January marks my three year anniversary from breast cancer. It seems so close but so far away, all at the same time. Even though three years seems like ample time to settle back into life, I still have an underlying sense of craving normalcy. I wonder if it is something you ever really stop searching for as a cancer survivor.
As a breast cancer survivor, I was forced to reinvent myself in more ways than one. The most obvious way is physically, a new body means new clothes and new shell of reality. The second way and less conspicuous but perhaps more important is emotionally. It takes a while to wrap your mind around the fact that you will be a forever changed person. In a way, it plays tricks on you and makes you think if I am changed this much on the outside, I must be changed on the inside too.
After diagnosis, things move pretty quickly and it can get overwhelming. After the initial plan sets in, things start to fall into place and the motion eventually dissipates.
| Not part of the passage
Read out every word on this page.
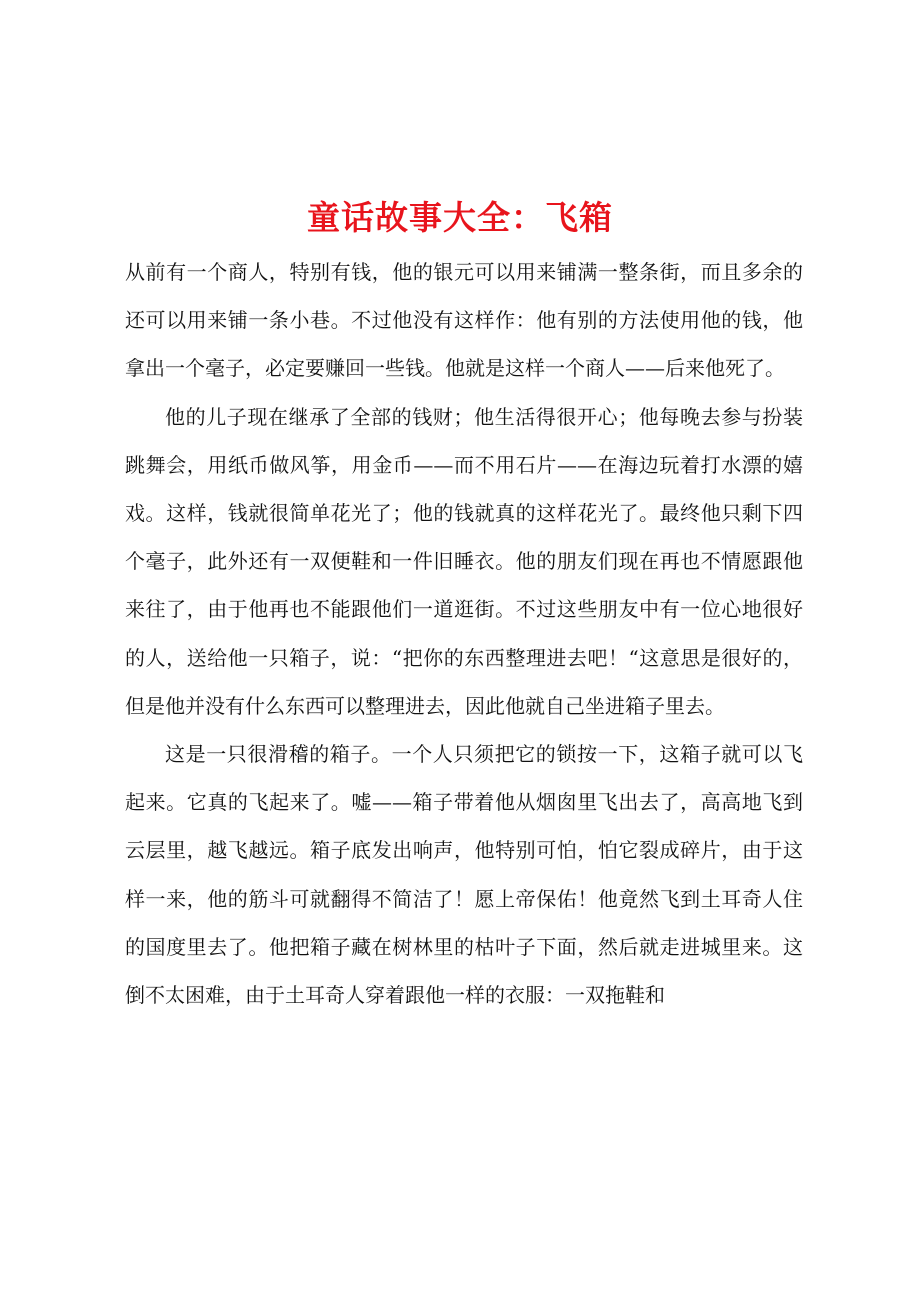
童话故事大全：飞箱

从前有一个商人，特别有钱，他的银元可以用来铺满一整条街，而且多余的还可以用来铺一条小巷。不过他没有这样作：他有别的方法使用他的钱，他拿出一个毫子，必定要赚回一些钱。他就是这样一个商人——后来他死了。

他的儿子现在继承了全部的钱财；他生活得很开心；他每晚去参与扮装跳舞会，用纸币做风筝，用金币——而不用石片——在海边玩着打水漂的嬉戏。这样，钱就很简单花光了；他的钱就真的这样花光了。最终他只剩下四个毫子，此外还有一双便鞋和一件旧睡衣。他的朋友们现在再也不情愿跟他来往了，由于他再也不能跟他们一道逛街。不过这些朋友中有一位心地很好的人，送给他一只箱子，说：“把你的东西整理进去吧！“这意思是很好的，但是他并没有什么东西可以整理进去，因此他就自己坐进箱子里去。

这是一只很滑稽的箱子。一个人只须把它的锁按一下，这箱子就可以飞起来。它真的飞起来了。嘘——箱子带着他从烟囱里飞出去了，高高地飞到云层里，越飞越远。箱子底发出响声，他特别可怕，怕它裂成碎片，由于这样一来，他的筋斗可就翻得不简洁了！愿上帝保佑！他竟然飞到土耳奇人住的国度里去了。他把箱子藏在树林里的枯叶子下面，然后就走进城里来。这倒不太困难，由于土耳奇人穿着跟他一样的衣服：一双拖鞋和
This can be the hardest part because you feel like you should be settling into normalcy but in actuality you are just beginning a new journey in life. What could be more unsettling than that!
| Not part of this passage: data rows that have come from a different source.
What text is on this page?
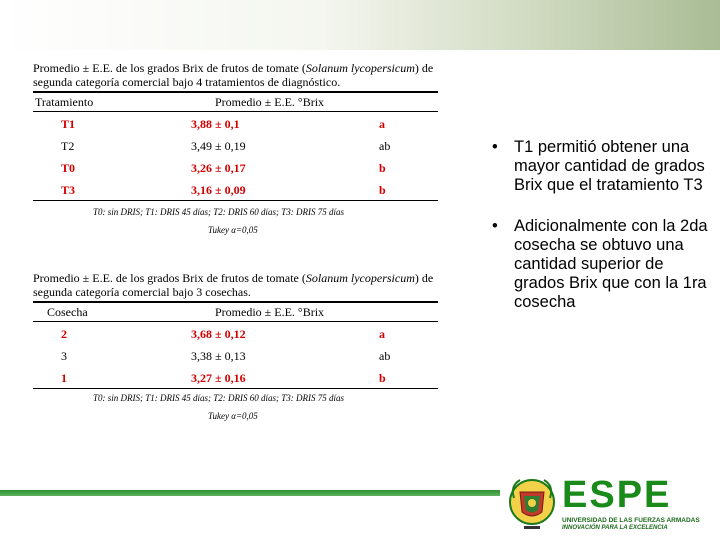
Promedio ± E.E. de los grados Brix de frutos de tomate (Solanum lycopersicum) de segunda categoría comercial bajo 4 tratamientos de diagnóstico.
Tratamiento	Promedio ± E.E. °Brix
T1	3,88 ± 0,1	a
T2	3,49 ± 0,19	ab
T0	3,26 ± 0,17	b
T3	3,16 ± 0,09	b
T0: sin DRIS; T1: DRIS 45 días; T2: DRIS 60 días; T3: DRIS 75 días
Tukey α=0,05
Promedio ± E.E. de los grados Brix de frutos de tomate (Solanum lycopersicum) de segunda categoría comercial bajo 3 cosechas.
Cosecha	Promedio ± E.E. °Brix
2	3,68 ± 0,12	a
3	3,38 ± 0,13	ab
1	3,27 ± 0,16	b
T0: sin DRIS; T1: DRIS 45 días; T2: DRIS 60 días; T3: DRIS 75 días
Tukey α=0,05
• T1 permitió obtener una mayor cantidad de grados Brix que el tratamiento T3
• Adicionalmente con la 2da cosecha se obtuvo una cantidad superior de grados Brix que con la 1ra cosecha
ESPE
UNIVERSIDAD DE LAS FUERZAS ARMADAS
INNOVACIÓN PARA LA EXCELENCIA
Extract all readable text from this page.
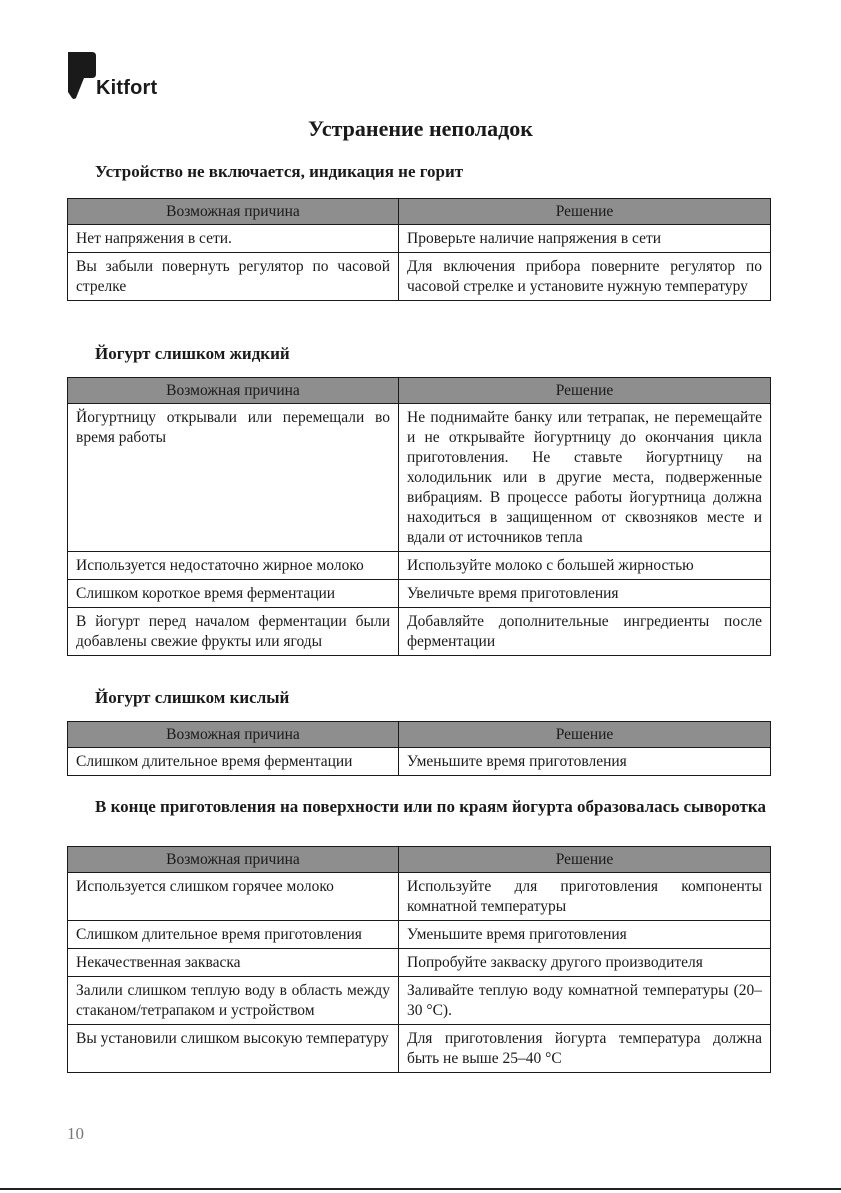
Kitfort
Устранение неполадок
Устройство не включается, индикация не горит
Возможная причина	Решение
Нет напряжения в сети.	Проверьте наличие напряжения в сети
Вы забыли повернуть регулятор по часовой стрелке	Для включения прибора поверните регулятор по часовой стрелке и установите нужную температуру
Йогурт слишком жидкий
Возможная причина	Решение
Йогуртницу открывали или перемещали во время работы	Не поднимайте банку или тетрапак, не перемещайте и не открывайте йогуртницу до окончания цикла приготовления. Не ставьте йогуртницу на холодильник или в другие места, подверженные вибрациям. В процессе работы йогуртница должна находиться в защищенном от сквозняков месте и вдали от источников тепла
Используется недостаточно жирное молоко	Используйте молоко с большей жирностью
Слишком короткое время ферментации	Увеличьте время приготовления
В йогурт перед началом ферментации были добавлены свежие фрукты или ягоды	Добавляйте дополнительные ингредиенты после ферментации
Йогурт слишком кислый
Возможная причина	Решение
Слишком длительное время ферментации	Уменьшите время приготовления
В конце приготовления на поверхности или по краям йогурта образовалась сыворотка
Возможная причина	Решение
Используется слишком горячее молоко	Используйте для приготовления компоненты комнатной температуры
Слишком длительное время приготовления	Уменьшите время приготовления
Некачественная закваска	Попробуйте закваску другого производителя
Залили слишком теплую воду в область между стаканом/тетрапаком и устройством	Заливайте теплую воду комнатной температуры (20–30 °C).
Вы установили слишком высокую температуру	Для приготовления йогурта температура должна быть не выше 25–40 °C
10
Even years out I am still searching for the time where I am not subconsciously thinking about having a normal day.
After my initial surgery, I used to inwardly chuckle when people would approach me asking if I was all done with treatment. People who aren’t touched by the disease don’t always realize what a lengthy process it can be both emotionally and physically. While I appreciated their concern with a smile and a knowing nod I also wanted to laugh and say, “I am only just beginning”!
I think craving is an appropriate word to use when talking about a breast cancer survivor’s “new normal”. It is a fact finding mission of sorts where it is constantly changing and evolving into something where we finally feel comfort and peace. A place where we can finally say, “Hey, I think I found my new normal”. But until you find that comfy zone, you continually crave the normalcy that you once had in your pre-cancer life.
Your new normal can often be redefining to caregivers, family and friends because it inadvertently spills over into their pre- normal state too. Consequently, they must evolve and find a new normal that is dependent on yours. It is all intertwined.
Right after my surgery, I had some concerns and I called my doctor saying that I just wasn’t sure if everything was right because I hadn’t defined for myself what my “new normal” was yet. Funny, I had never even heard this term before but that is what it felt like for me. Later, I learned that this is a popular term used by breast cancer women after diagnosis. It couldn’t be more true.
Through life, whether you are a cancer survivor or not, we are always evolving as people. How many people change careers multiple times during their working careers? Or change partners because they have drifted apart or have just changed as people during their course of their relationship. It is a natural progression in life. Why shouldn’t it happen when you experience a traumatic life event such as a cancer diagnosis? It is disguised as a traumatic response but in actuality is truly a natural progression of life brought on unexpectedly by unforeseen life events. Therefore, craving normalcy and redefining your “new normal” becomes…well- normal.